Molecular encapsulation of PG with γ-CD appears as a possible approach to prevent this compound from being exposed to the gastrointestinal conditions, protecting it from degradation and ensuring its sustained release in the intestinal lumen, where it will be available for absorption. In fact, in both assays, the inclusion compound was shown to exert increased scavenging activity as it progressed from the oral to the gastric conditions, maintaining stable IC₅₀ values throughout the rest of the digestive process. These observations could be explained by the sustained-release effect of the γ-CD since exposure to the oral cavity fluid lasts only 2 min, which is a rather low contact time comparing with that from the following compartments (at least 1 h). It also indicates that time is a key factor for the encapsulated phloroglucinol to produce desirable effects.

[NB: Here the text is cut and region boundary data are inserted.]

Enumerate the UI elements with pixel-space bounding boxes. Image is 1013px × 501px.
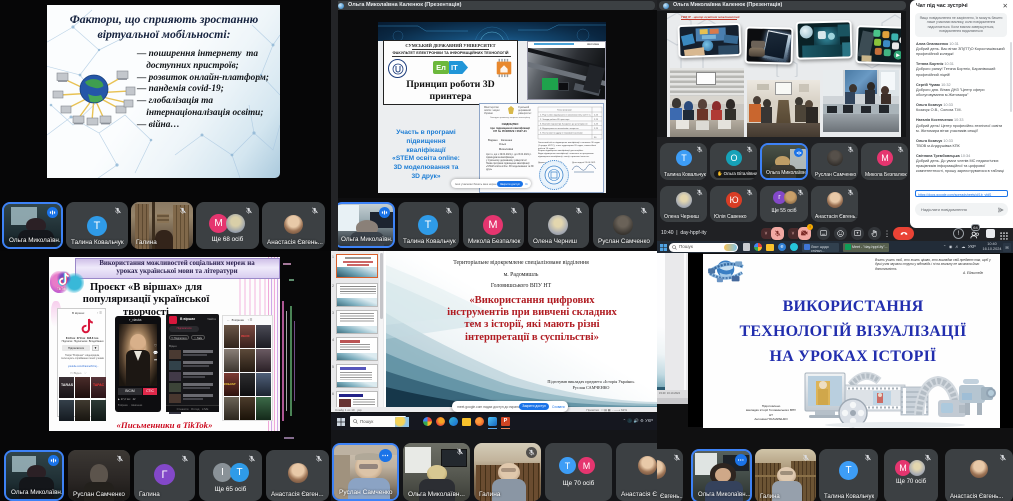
svg-text:1. Ряд та його відображення мо: 1. Ряд та його відображення можливостей … [540,113,591,116]
svg-text:2. Заходи роботи 3D принтера: 2. Заходи роботи 3D принтера [540,119,570,121]
svg-text:2,25: 2,25 [594,123,599,125]
svg-text:5. Постанови по друку з творчи: 5. Постанови по друку з творчими засобам… [540,132,583,134]
svg-text:4. Відпрацювання механізмів ст: 4. Відпрацювання механізмів створення [540,127,579,130]
svg-text:30: 30 [594,137,597,139]
svg-text:3. Важливі параметри 3-барабст: 3. Важливі параметри 3-барабст до устатк… [540,122,588,125]
svg-text:2,25: 2,25 [594,128,599,130]
svg-text:2,25: 2,25 [594,119,599,121]
svg-text:Тема програми: Тема програми [557,110,572,112]
svg-text:2,25: 2,25 [594,114,599,116]
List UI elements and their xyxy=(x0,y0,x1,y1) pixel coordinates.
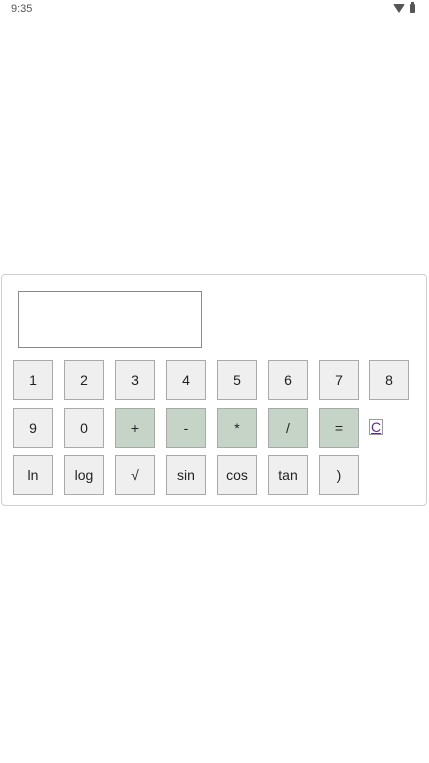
key-4[interactable]: 4 xyxy=(166,360,206,400)
tan-button[interactable]: tan xyxy=(268,455,308,495)
key-3[interactable]: 3 xyxy=(115,360,155,400)
multiply-button[interactable]: * xyxy=(217,408,257,448)
key-1[interactable]: 1 xyxy=(13,360,53,400)
close-paren-button[interactable]: ) xyxy=(319,455,359,495)
battery-icon xyxy=(410,2,415,13)
key-6[interactable]: 6 xyxy=(268,360,308,400)
status-bar: 9:35 xyxy=(0,0,429,20)
plus-button[interactable]: + xyxy=(115,408,155,448)
key-5[interactable]: 5 xyxy=(217,360,257,400)
calculator-panel: 1 2 3 4 5 6 7 8 9 0 + - * / = C ln log √… xyxy=(1,274,427,506)
key-2[interactable]: 2 xyxy=(64,360,104,400)
sqrt-button[interactable]: √ xyxy=(115,455,155,495)
key-9[interactable]: 9 xyxy=(13,408,53,448)
key-0[interactable]: 0 xyxy=(64,408,104,448)
key-8[interactable]: 8 xyxy=(369,360,409,400)
sin-button[interactable]: sin xyxy=(166,455,206,495)
wifi-icon xyxy=(393,4,405,13)
calculator-display[interactable] xyxy=(18,291,202,348)
log-button[interactable]: log xyxy=(64,455,104,495)
divide-button[interactable]: / xyxy=(268,408,308,448)
clear-link[interactable]: C xyxy=(369,419,384,435)
status-time: 9:35 xyxy=(11,3,33,15)
cos-button[interactable]: cos xyxy=(217,455,257,495)
minus-button[interactable]: - xyxy=(166,408,206,448)
equals-button[interactable]: = xyxy=(319,408,359,448)
key-7[interactable]: 7 xyxy=(319,360,359,400)
ln-button[interactable]: ln xyxy=(13,455,53,495)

Interestingly, inclusion of PG into γ-CD resulted in a strong improvement of its scavenging activity against O₂^•−. This may be attributed not only to the protective effect of γ-CD against PG degradation, but also to a promoting effect of γ-CD on this reaction, in what is attributed to an enzyme mimicry activity of cyclodextrins [44,45]. This effect is not, however, universal. Indeed, this did not occur with the scavenging activity of NO^•. This can possibly be explained by the fact that the scavenging activity of PG itself against NO^• is far more effective (in the order of µM) than against O₂^•− (in the order of mM).

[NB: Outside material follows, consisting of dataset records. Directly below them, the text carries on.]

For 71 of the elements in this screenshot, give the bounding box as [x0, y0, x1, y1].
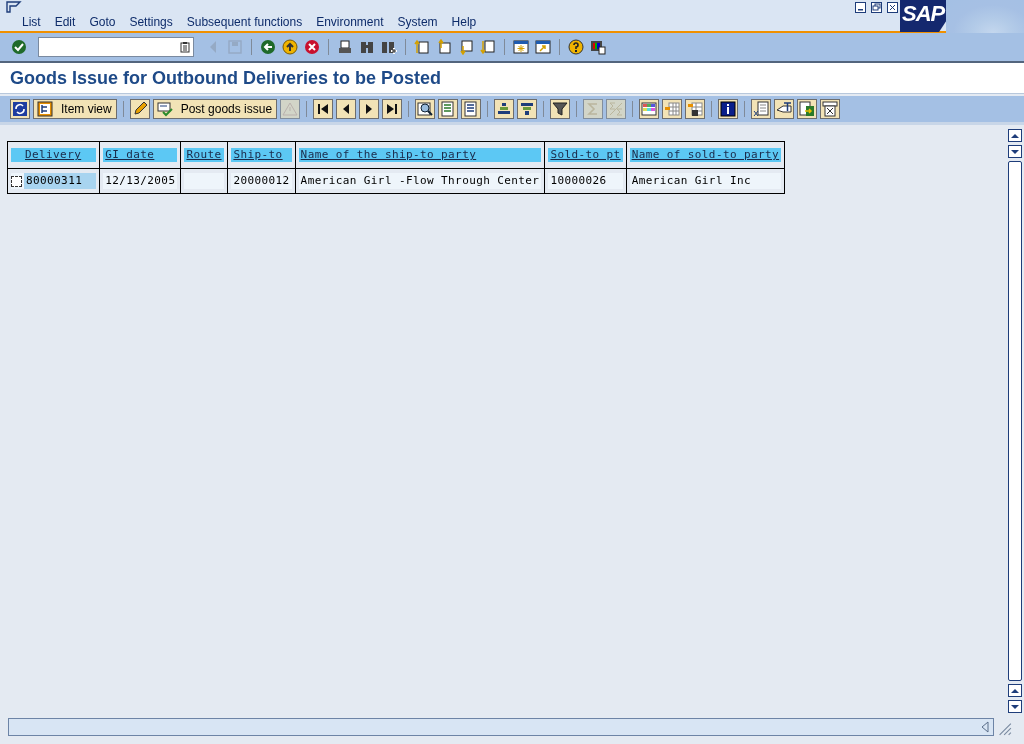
minimize-icon[interactable] [855, 2, 866, 13]
last-page-icon[interactable] [479, 38, 497, 56]
command-field[interactable] [38, 37, 194, 57]
table-cell-text: 12/13/2005 [104, 173, 177, 189]
item-view-icon [37, 101, 53, 117]
close-icon[interactable] [887, 2, 898, 13]
table-cell-text: American Girl Inc [630, 173, 752, 189]
scroll-up-icon[interactable] [1008, 129, 1022, 142]
screen-title: Goods Issue for Outbound Deliveries to be Posted [10, 67, 442, 89]
menu-item[interactable]: List [22, 15, 41, 29]
table-cell-text: 10000026 [549, 173, 608, 189]
filter-icon[interactable] [550, 99, 571, 119]
exit-icon[interactable] [281, 38, 299, 56]
toolbar-button[interactable]: Post goods issue [152, 99, 278, 119]
menu-item[interactable]: Goto [89, 15, 116, 29]
collapse-triangle-icon[interactable] [981, 721, 989, 733]
first-icon[interactable] [313, 99, 334, 119]
restore-icon[interactable] [871, 2, 882, 13]
menu-item[interactable]: Edit [54, 15, 76, 29]
pencil-icon[interactable] [129, 99, 150, 119]
column-header[interactable]: Name of sold-to party [629, 148, 782, 162]
clipboard-icon[interactable] [180, 41, 190, 53]
last-icon[interactable] [382, 99, 403, 119]
toolbar-button[interactable]: Item view [33, 99, 117, 119]
delivery-link[interactable]: 80000311 [24, 173, 97, 189]
column-header[interactable]: Route [184, 148, 225, 162]
window-menu-icon[interactable] [6, 1, 22, 13]
color-grid-icon[interactable] [639, 99, 660, 119]
menu-item[interactable]: Settings [129, 15, 173, 29]
cancel-icon[interactable] [303, 38, 321, 56]
checklist-icon [156, 101, 173, 117]
monitor-icon[interactable] [589, 38, 607, 56]
inverted-pyramid-icon[interactable] [517, 99, 538, 119]
back-icon[interactable] [259, 38, 277, 56]
scroll-down-icon[interactable] [1008, 700, 1022, 713]
form-icon[interactable] [820, 99, 841, 119]
vertical-scrollbar[interactable] [1008, 129, 1022, 713]
refresh-icon[interactable] [10, 99, 30, 119]
table-cell-text: American Girl -Flow Through Center [299, 173, 541, 189]
magnifier-icon[interactable] [415, 99, 436, 119]
shortcut-icon[interactable] [534, 38, 552, 56]
previous-page-icon[interactable] [435, 38, 453, 56]
column-header[interactable]: Ship-to [231, 148, 292, 162]
checkmark-icon[interactable] [10, 38, 28, 56]
list-icon[interactable] [461, 99, 482, 119]
scroll-down-icon[interactable] [1008, 145, 1022, 158]
previous-icon[interactable] [336, 99, 357, 119]
next-page-icon[interactable] [457, 38, 475, 56]
information-icon[interactable] [718, 99, 739, 119]
spreadsheet-export-icon[interactable] [751, 99, 772, 119]
scroll-up-icon[interactable] [1008, 684, 1022, 697]
row-checkbox[interactable] [11, 175, 22, 187]
list-icon[interactable] [438, 99, 459, 119]
column-header[interactable]: Sold-to pt [548, 148, 623, 162]
grid-save-icon[interactable] [685, 99, 706, 119]
menu-item[interactable]: System [397, 15, 438, 29]
new-session-icon[interactable] [512, 38, 530, 56]
table-cell-text: 20000012 [232, 173, 291, 189]
help-icon[interactable] [567, 38, 585, 56]
column-header[interactable]: GI date [103, 148, 178, 162]
column-header[interactable]: Name of the ship-to party [298, 148, 542, 162]
column-header[interactable]: Delivery [11, 148, 97, 162]
pyramid-icon[interactable] [494, 99, 515, 119]
menu-item[interactable]: Environment [316, 15, 384, 29]
print-icon[interactable] [336, 38, 354, 56]
next-icon[interactable] [359, 99, 380, 119]
grid-icon[interactable] [662, 99, 683, 119]
first-page-icon[interactable] [413, 38, 431, 56]
menu-item[interactable]: Help [451, 15, 477, 29]
text-export-icon[interactable] [774, 99, 795, 119]
menu-item[interactable]: Subsequent functions [186, 15, 303, 29]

In fact, according to our previous studies on phlorotannins [46], these compounds are capable of inhibiting the radical activity of NO^• as effectively as ascorbic acid, which is commonly used as reference compound in this assay. In this case, encapsulation of PG into γ-CD may be contributing to reduce the accessibility of the compound to the NO^• substrate, which could explain the lowering of the measured activity during the oral and stomach phases, compared to the free PG. Nevertheless, when it reaches to the intestinal phase, γ-CD·PG was able to maintain a steady NO^• scavenging activity, while free PG was found to lose its activity, due to the cumulative degradation suffered over the different stages of gastrointestinal digestion.

4. Conclusions

In the present report, we investigated the formation of the γ-CD·PG both in solution and in the solid state. Solution studies were conducted by NOESY on an equimolar aqueous mixture of the two components. The results demonstrated that (i) phloroglucinol is readily included into γ-CD to form an inclusion complex and (ii) inclusion involves interaction of the benzenic ring of phloroglucinol with the H5 protons of γ-CD. The results from NOESY demonstrated that γ-CD·PG can be obtained by a process of co-dissolution in water, with no need for any additional co-solvent. Subsequent snap-freezing and freeze-drying to remove the water solvent allowed isolating the inclusion compound as a solid product. Powder X-ray diffraction further showed that the compound γ-CD·PG belongs to the isostructural series of γ-CD inclusion compounds with tetragonal symmetry, in which γ-CD molecules form channels that hold the guest molecules inside. This contributed to the redshift of two vibrational bands of phloroglucinol as observed by FT-IR.

When submitted to simulated digestive fluids, it became clear that encapsulation with γ-CD protects PG from the extreme conditions of the gastrointestinal tract allowing a sustained-release of the compound along the gastrointestinal tract, resulting in a better antioxidant activity towards O₂^•− and NO^• at the end stage—the intestinal fluid. The controlled release of PG from the γ-CD appears to be mainly affected by contact time. Overall, this study indicated that encapsulation of PG with γ-CD could be a viable approach to improve the digestive stability and intestinal transport of phloroglucinol, preserving its bioactive properties and particularly its antioxidant activity.